P.S. This is a minor addition, but you may want to avoid calling intersect() for every pixel: either (a) only process pixels which are farther from the edge than the max integral size, or (b) add margins to the image of the max integral size on all sides, filling the margins with either zeros or nans, or (c) (best approach) use slices to take care of this automatically: a slice index outside the boundary of an ndarray is automatically limited to the boundary, except of course negative indexes are wrapped around.
EDIT: added example of sliding window sums

Minimum Distance Algorithm using GDAL and Python

I'm trying to implement the Minimum Distance Algorithm for image classification using GDAL and Python. After calculating the mean pixel-value of the sample areas and storing them into a list of arrays ("sample_array"), I read the image into an array called "values". With the following code I loop through this array:
values = valBD.ReadAsArray()
# loop through pixel columns
for X in range(0,XSize):
# loop thorugh pixel lines
for Y in range (0, YSize):
# initialize variables
minDist = 9999
# get minimum distance
for iSample in range (0, sample_count):
# dist = calc_distance(values[jPixel, iPixel], sample_array[iSample])
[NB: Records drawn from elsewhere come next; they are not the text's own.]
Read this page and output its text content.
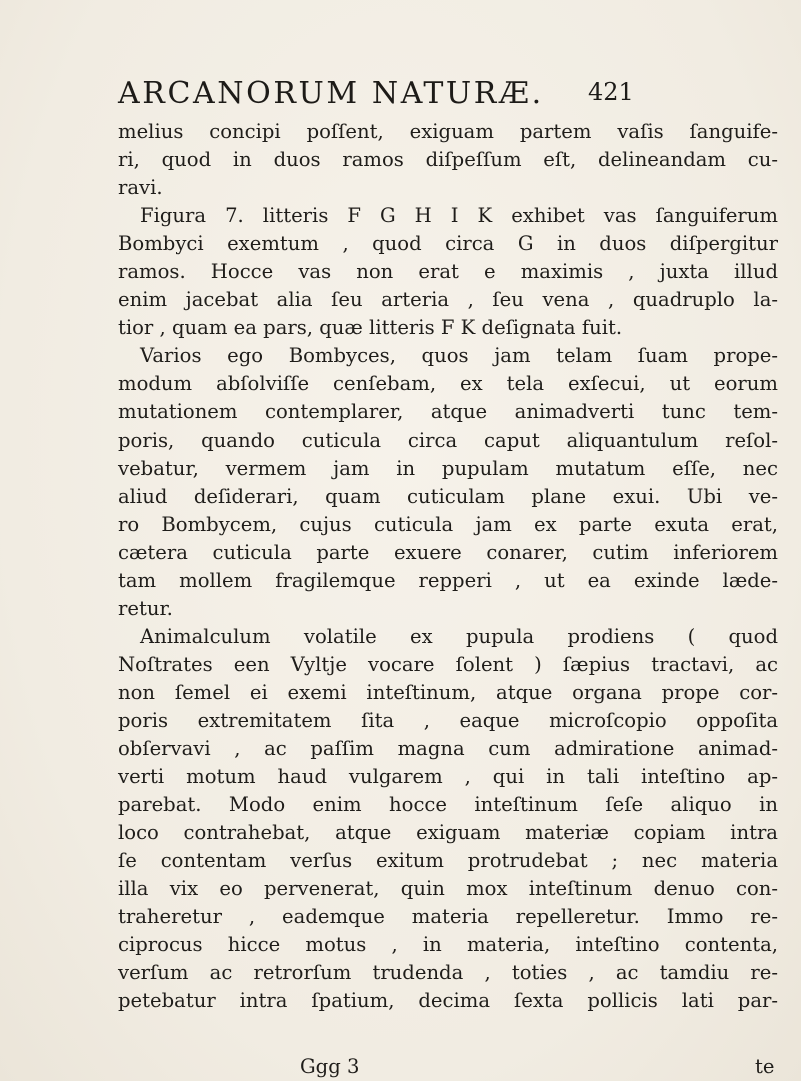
ARCANORUM NATURÆ. 421
melius concipi poſſent, exiguam partem vaſis ſanguife-
ri, quod in duos ramos diſpeſſum eſt, delineandam cu-
ravi.
Figura 7. litteris F G H I K exhibet vas ſanguiferum
Bombyci exemtum , quod circa G in duos diſpergitur
ramos. Hocce vas non erat e maximis , juxta illud
enim jacebat alia ſeu arteria , ſeu vena , quadruplo la-
tior , quam ea pars, quæ litteris F K deſignata fuit.
Varios ego Bombyces, quos jam telam ſuam prope-
modum abſolviſſe cenſebam, ex tela exſecui, ut eorum
mutationem contemplarer, atque animadverti tunc tem-
poris, quando cuticula circa caput aliquantulum reſol-
vebatur, vermem jam in pupulam mutatum eſſe, nec
aliud deſiderari, quam cuticulam plane exui. Ubi ve-
ro Bombycem, cujus cuticula jam ex parte exuta erat,
cætera cuticula parte exuere conarer, cutim inferiorem
tam mollem fragilemque repperi , ut ea exinde læde-
retur.
Animalculum volatile ex pupula prodiens ( quod
Noſtrates een Vyltje vocare ſolent ) ſæpius tractavi, ac
non ſemel ei exemi inteſtinum, atque organa prope cor-
poris extremitatem ſita , eaque microſcopio oppoſita
obſervavi , ac paſſim magna cum admiratione animad-
verti motum haud vulgarem , qui in tali inteſtino ap-
parebat. Modo enim hocce inteſtinum ſeſe aliquo in
loco contrahebat, atque exiguam materiæ copiam intra
ſe contentam verſus exitum protrudebat ; nec materia
illa vix eo pervenerat, quin mox inteſtinum denuo con-
traheretur , eademque materia repelleretur. Immo re-
ciprocus hicce motus , in materia, inteſtino contenta,
verſum ac retrorſum trudenda , toties , ac tamdiu re-
petebatur intra ſpatium, decima ſexta pollicis lati par-
Ggg 3	te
# computing minimum distance
iPixelVal = values[Y, X]
mean = sample_array[iSample]
dist = math.sqrt((iPixelVal - mean) * (iPixelVal - mean)) # only for testing
if dist < minDist:
minDist = dist
values[Y, X] = iSample
classBD.WriteArray(values, xoff=0, yoff=0)
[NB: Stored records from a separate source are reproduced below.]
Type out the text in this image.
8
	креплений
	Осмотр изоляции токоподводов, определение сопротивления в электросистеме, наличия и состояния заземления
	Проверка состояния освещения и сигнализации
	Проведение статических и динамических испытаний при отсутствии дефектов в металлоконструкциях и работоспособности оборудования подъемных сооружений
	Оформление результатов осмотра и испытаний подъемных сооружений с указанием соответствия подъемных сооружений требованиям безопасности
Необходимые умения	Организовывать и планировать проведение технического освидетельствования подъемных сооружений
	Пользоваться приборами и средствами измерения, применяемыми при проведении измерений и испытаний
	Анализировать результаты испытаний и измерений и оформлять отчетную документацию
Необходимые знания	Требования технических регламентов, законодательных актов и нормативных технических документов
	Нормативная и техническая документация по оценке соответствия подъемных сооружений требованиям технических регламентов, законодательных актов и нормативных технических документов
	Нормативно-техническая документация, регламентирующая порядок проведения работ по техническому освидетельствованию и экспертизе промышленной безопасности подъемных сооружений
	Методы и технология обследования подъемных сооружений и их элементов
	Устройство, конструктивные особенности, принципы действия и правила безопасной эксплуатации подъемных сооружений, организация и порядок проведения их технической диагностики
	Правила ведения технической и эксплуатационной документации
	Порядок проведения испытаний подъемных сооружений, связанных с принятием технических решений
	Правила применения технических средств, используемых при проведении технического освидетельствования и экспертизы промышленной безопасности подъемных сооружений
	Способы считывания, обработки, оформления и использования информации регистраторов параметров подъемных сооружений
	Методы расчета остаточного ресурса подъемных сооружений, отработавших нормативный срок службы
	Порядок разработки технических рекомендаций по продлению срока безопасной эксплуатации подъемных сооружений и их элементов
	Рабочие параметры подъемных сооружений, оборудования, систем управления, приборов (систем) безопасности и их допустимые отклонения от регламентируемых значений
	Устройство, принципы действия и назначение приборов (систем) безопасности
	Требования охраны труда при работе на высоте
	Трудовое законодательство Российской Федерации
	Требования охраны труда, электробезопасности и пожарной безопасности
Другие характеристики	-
This procedure takes very long for big images. That's why I want to ask if somebody knows a faster method. I don't know much about access-speed of different variables in python. Or maybe someone knows a libary I could use.
Thanks in advance,
Mario
You should definitely be using NumPy. I work with some pretty large raster datasets and NumPy burns through them. On my machine, with the code below there's no noticeable delay for a 1000 x 1000 array. An explanation of how this works follows the code.
import numpy as np
from scipy.spatial.distance import cdist
# some starter data
dim = (1000,1000)
values = np.random.randint(0, 10, dim)
# cdist will want 'samples' as a 2-d array
samples = np.array([1, 2, 3]).reshape(-1, 1)
# this could be a one-liner
# 'values' must have the same number of columns as 'samples'
mins = cdist(values.reshape(-1, 1), samples)
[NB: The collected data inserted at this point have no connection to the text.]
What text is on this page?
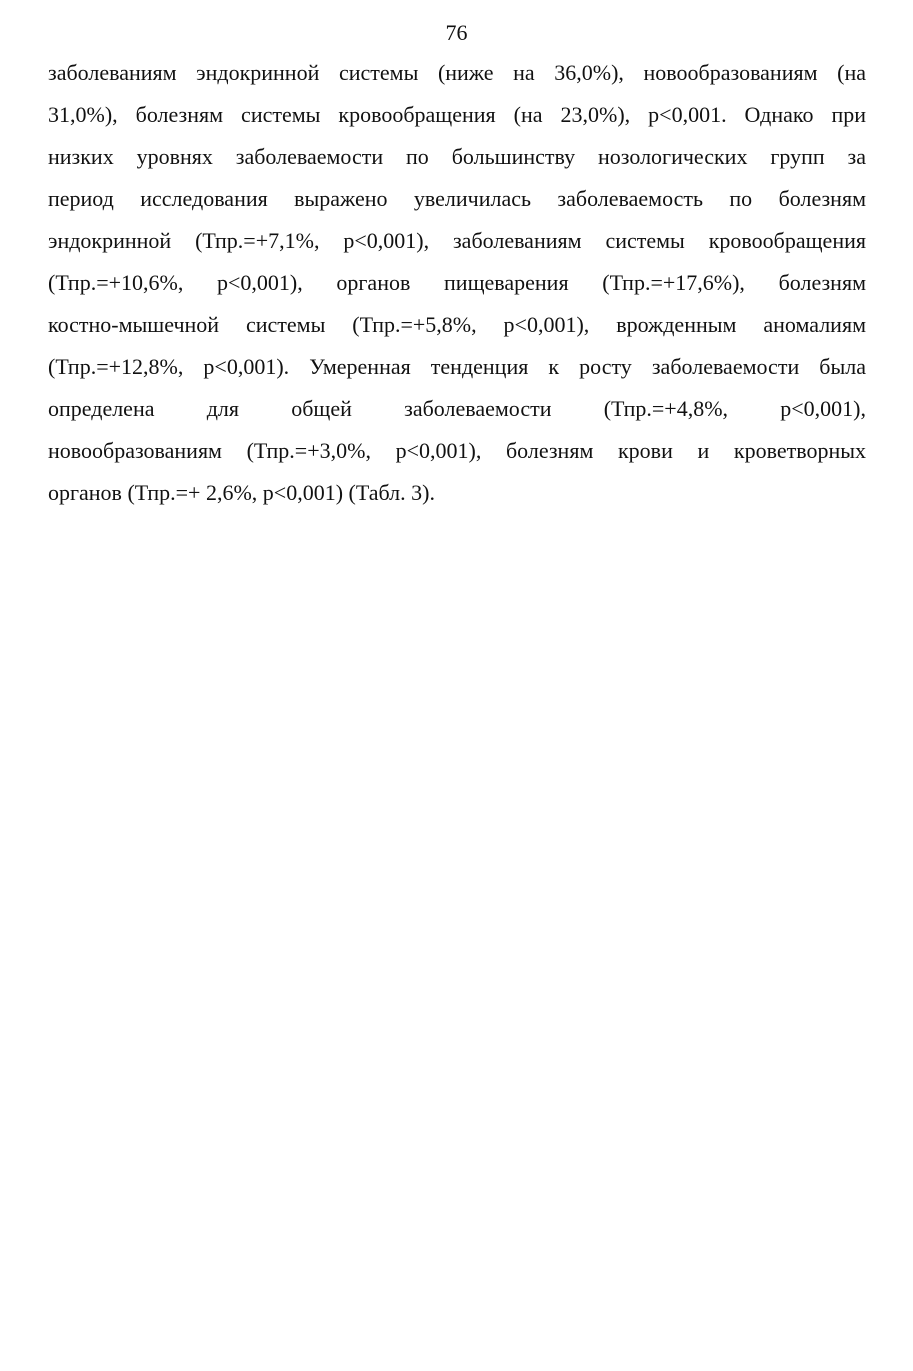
76
заболеваниям эндокринной системы (ниже на 36,0%), новообразованиям (на
31,0%), болезням системы кровообращения (на 23,0%), p<0,001. Однако при
низких уровнях заболеваемости по большинству нозологических групп за
период исследования выражено увеличилась заболеваемость по болезням
эндокринной (Тпр.=+7,1%, p<0,001), заболеваниям системы кровообращения
(Тпр.=+10,6%, p<0,001), органов пищеварения (Тпр.=+17,6%), болезням
костно-мышечной системы (Тпр.=+5,8%, p<0,001), врожденным аномалиям
(Тпр.=+12,8%, p<0,001). Умеренная тенденция к росту заболеваемости была
определена для общей заболеваемости (Тпр.=+4,8%, p<0,001),
новообразованиям (Тпр.=+3,0%, p<0,001), болезням крови и кроветворных
органов (Тпр.=+ 2,6%, p<0,001) (Табл. 3).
outvalues = mins.argmin(axis=1).reshape(dim)
cdist() calculates the "distance" from each element in values to each of the elements in samples. This generates a 1,000,000 x 3 array, where each row n has the distance from pixel nin the original array to each of the sample values [1, 2, 3]. argmin(axis=1) gives you the index of the minimum value along each row, which is what you want. A quick reshape gives you the rectangular format you'd expect for an image.
Agree with Thomas K: use PIL, or else write a C-function and wrap it using e.g. ctypes, or at very least use some numPy matrix operations.
Or else use pypy on your existing code (JIT-compiled code can be 100x faster, on image code). Try pypy and tell us what speedup you got.
Bottom line: never do stuff pixel-wise like this natively in cPython, the interpreting and memory-mgt overhead will kill you.